The key to breaking a bad habit

Henry Ford once said “If you always do what you’ve always done, you’ll always get what you’ve always got”.

Does it feel like you’re going round and round the same old destructive habit that you’d love to finally be free of? Perhaps it’s an angry outburst that’s left another relationship in tatters, or a binge eating or drinking session that has you wracked with guilt for the umpteenth time, or maybe your habit of lying or stealing has left you out of a job – again. If you’re frustrated at getting what you’ve always got, perhaps it’s time to try something different.

Sometimes we don’t even know why we do something and perhaps that’s where we need to start – by asking “why”.

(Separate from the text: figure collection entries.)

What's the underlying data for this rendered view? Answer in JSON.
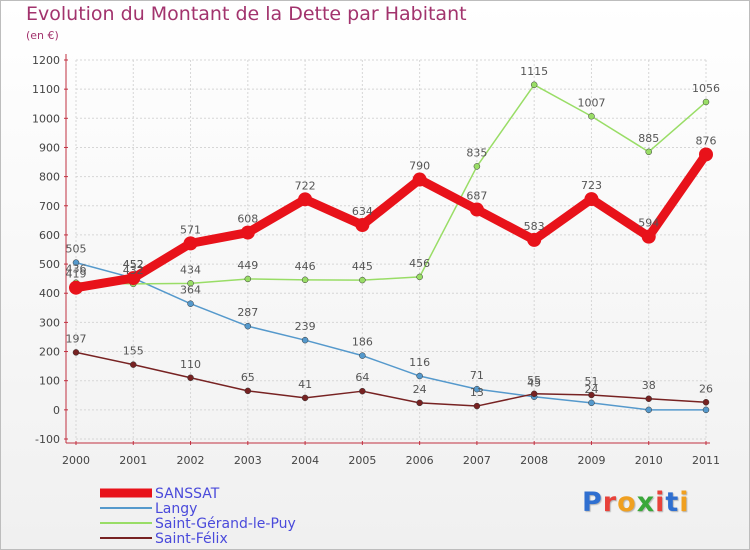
{
  "header": {
    "title": "Evolution du Montant de la Dette par Habitant",
    "subtitle": "(en €)"
  },
  "logo": {
    "text": "Proxiti",
    "colors": [
      "#2f6fd0",
      "#e8423a",
      "#f0a020",
      "#3aa83a",
      "#e8423a",
      "#2f6fd0",
      "#f0a020"
    ]
  },
  "chart_data": {
    "type": "line",
    "categories": [
      "2000",
      "2001",
      "2002",
      "2003",
      "2004",
      "2005",
      "2006",
      "2007",
      "2008",
      "2009",
      "2010",
      "2011"
    ],
    "ylim": [
      -100,
      1200
    ],
    "yticks": [
      "-100",
      "0",
      "100",
      "200",
      "300",
      "400",
      "500",
      "600",
      "700",
      "800",
      "900",
      "1000",
      "1100",
      "1200"
    ],
    "grid": true,
    "legend_position": "bottom-left",
    "series": [
      {
        "name": "SANSSAT",
        "color": "#e8121a",
        "width": 9,
        "values": [
          419,
          452,
          571,
          608,
          722,
          634,
          790,
          687,
          583,
          723,
          594,
          876
        ],
        "labels": [
          "419",
          "452",
          "571",
          "608",
          "722",
          "634",
          "790",
          "687",
          "583",
          "723",
          "594",
          "876"
        ]
      },
      {
        "name": "Langy",
        "color": "#5599cc",
        "width": 1.5,
        "values": [
          505,
          452,
          364,
          287,
          239,
          186,
          116,
          71,
          45,
          24,
          0,
          0
        ],
        "labels": [
          "505",
          "452",
          "364",
          "287",
          "239",
          "186",
          "116",
          "71",
          "45",
          "24",
          "",
          ""
        ]
      },
      {
        "name": "Saint-Gérand-le-Puy",
        "color": "#99dd66",
        "width": 1.5,
        "values": [
          436,
          432,
          434,
          449,
          446,
          445,
          456,
          835,
          1115,
          1007,
          885,
          1056
        ],
        "labels": [
          "436",
          "432",
          "434",
          "449",
          "446",
          "445",
          "456",
          "835",
          "1115",
          "1007",
          "885",
          "1056"
        ]
      },
      {
        "name": "Saint-Félix",
        "color": "#772222",
        "width": 1.5,
        "values": [
          197,
          155,
          110,
          65,
          41,
          64,
          24,
          13,
          55,
          51,
          38,
          26
        ],
        "labels": [
          "197",
          "155",
          "110",
          "65",
          "41",
          "64",
          "24",
          "13",
          "55",
          "51",
          "38",
          "26"
        ]
      }
    ]
  }
}
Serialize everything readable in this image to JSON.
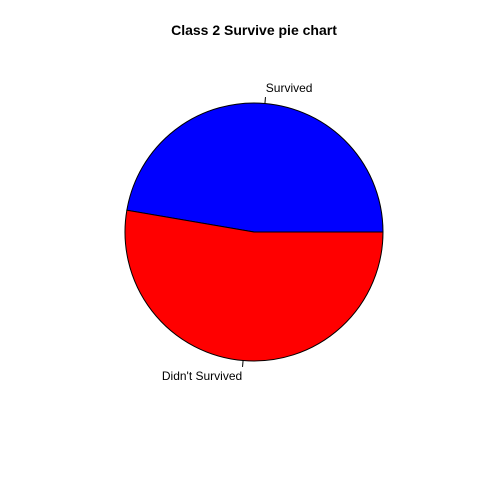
{
  "chart_data": {
    "type": "pie",
    "title": "Class 2 Survive pie chart",
    "categories": [
      "Survived",
      "Didn't Survived"
    ],
    "values": [
      47.3,
      52.7
    ],
    "colors": [
      "#0000ff",
      "#ff0000"
    ]
  }
}
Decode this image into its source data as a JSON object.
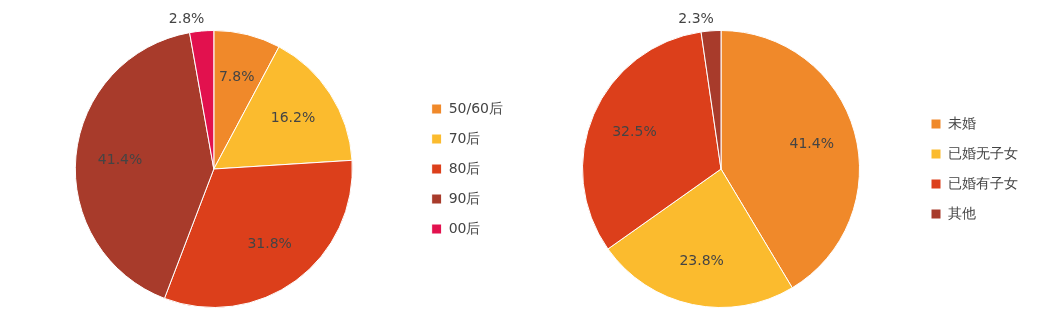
{
  "chart_data": [
    {
      "type": "pie",
      "categories": [
        "50/60后",
        "70后",
        "80后",
        "90后",
        "00后"
      ],
      "values": [
        7.8,
        16.2,
        31.8,
        41.4,
        2.8
      ],
      "value_labels": [
        "7.8%",
        "16.2%",
        "31.8%",
        "41.4%",
        "2.8%"
      ],
      "colors": [
        "#f0892a",
        "#fbbb2e",
        "#dc3f1b",
        "#a83b2b",
        "#e2114e"
      ],
      "legend": "right"
    },
    {
      "type": "pie",
      "categories": [
        "未婚",
        "已婚无子女",
        "已婚有子女",
        "其他"
      ],
      "values": [
        41.4,
        23.8,
        32.5,
        2.3
      ],
      "value_labels": [
        "41.4%",
        "23.8%",
        "32.5%",
        "2.3%"
      ],
      "colors": [
        "#f0892a",
        "#fbbb2e",
        "#dc3f1b",
        "#a83b2b"
      ],
      "legend": "right"
    }
  ]
}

One Sunday morning a young girl watched as her mom prepared the roast for lunch. When, as per usual, her mom sliced a small piece of the roast off at one end before placing it into the roasting dish, the little girl asked why she always cut that piece of meat off. Her mother didn’t know but she’d always seen her own mom do it. When she asked her mom why she’d always cut a small piece of the Sunday roast off, she said it was because her mom had always done it. It turns out that her mom always cut that small piece of the roast off so it could fit into her roasting dish, which was too small.

Generations had come and gone before one little girl finally asked “why” and I imagine the family no longer cut off and waste a piece of the Sunday roast.

When it comes to overcoming destructive habits, virtual mentor Michael Hyatt refers to the metaphor of the pin oak tree. This tree keeps its leaves during the winter months and when the leaves die in the autumn, they remain attached to the oak’s branches until the new leaves appear in the spring and push the old ones off the branch.

Now you could remove these leaves by hand, but that would just be silly. The leaves come off on their own when new growth appears in the spring.

Bad habits are similar. You can focus on eliminating them. Or, you can focus on developing positive habits. When you do this, you will naturally, and more easily, remove the bad habits.

Psychologists refer to this as sublimation.

You could for example focus on:

  • Eating tasty, fresh vegetables instead of eliminating junk food
  • Drinking eight glasses of water a day instead of cutting down on your coffee intake
  • Complimenting your spouse instead of breaking your pattern of arguing
  • Reading more books instead of cutting down the time you spend surfing the Internet
  • Praying for what you need instead of worrying about what you don’t want
  • Intentional relaxing rather than smoking
  • Taking up hiking rather than changing your sedentary lifestyle

The point is to focus on building a good habit rather than eliminating a bad one. Do just one thing differently and begin to see a change for the good.